Longer and shorter lives

March 26, 2007

Thanks to advances against certain diseases that disproportionately affect African-Americans, such as HIV/AIDS, the life-expectancy gap between blacks and whites has narrowed. But there is still a gap, with heart disease as a key factor. Ensuring that more minority men and women have health insurance and sustained access to quality health care is essential to eliminating disparities. And Maryland has shown that targeted community involvement can also make a difference.

From 1993 to 2003, researchers at McGill University in Montreal found that the average life expectancy of blacks in the U.S. increased from 69.2 to 72.7 years, while it rose from 76.3 to 78 years for whites. The difference of 5.3 years is a historic low and two years less than a decade earlier. Researchers attributed the decrease to life-prolonging therapies for people with HIV, reductions in homicides and a lower rate of heart disease among black women.

But despite those improvements, experts say that lagging detection and treatment of cardiovascular diseases among blacks are significant contributors to the continuing life-expectancy gap.

The latest national findings are also reflected in Maryland.

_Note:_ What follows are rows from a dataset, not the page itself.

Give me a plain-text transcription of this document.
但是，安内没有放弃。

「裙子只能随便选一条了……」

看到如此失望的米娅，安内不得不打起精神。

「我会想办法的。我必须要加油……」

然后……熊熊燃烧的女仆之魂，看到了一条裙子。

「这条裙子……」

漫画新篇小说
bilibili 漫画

The state's Office of Minority Health and Health Disparities reports that from 2001 to 2005, life expectancy increased from 72.2 to 74.3 for blacks and from 78 to 79.1 for whites. But OMHHD researchers point to heart disease in middle to late years and infant mortality, HIV/AIDS and homicides in earlier years as factors in shorter life spans among blacks in the state.

Passage of the cigarette tax bill in the General Assembly would provide more African-Americans with health insurance, enabling them to manage chronic health conditions - including heart and lung disease, diabetes, asthma, obesity and hypertension - with routine medical care.

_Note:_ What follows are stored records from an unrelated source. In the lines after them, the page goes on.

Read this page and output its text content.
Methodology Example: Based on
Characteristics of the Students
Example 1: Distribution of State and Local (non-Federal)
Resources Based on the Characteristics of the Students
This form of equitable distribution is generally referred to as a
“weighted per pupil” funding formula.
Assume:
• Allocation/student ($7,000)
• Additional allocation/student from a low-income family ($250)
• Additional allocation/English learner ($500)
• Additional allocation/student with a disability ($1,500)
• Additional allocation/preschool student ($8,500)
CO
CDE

In addition, officials at OMHHD cite the apparent success of a comprehensive community-based model that links local health departments with churches and other neighborhood groups to provide screenings, tests and information related to cancer. From 2000 to 2005, while the program has been in effect, the difference in black-white cancer mortality rates has decreased by 50.5 percent, while differential rates for heart disease have narrowed by 9 percent. Expanding such comprehensive, targeted programs to cover more diseases could help prolong more lives.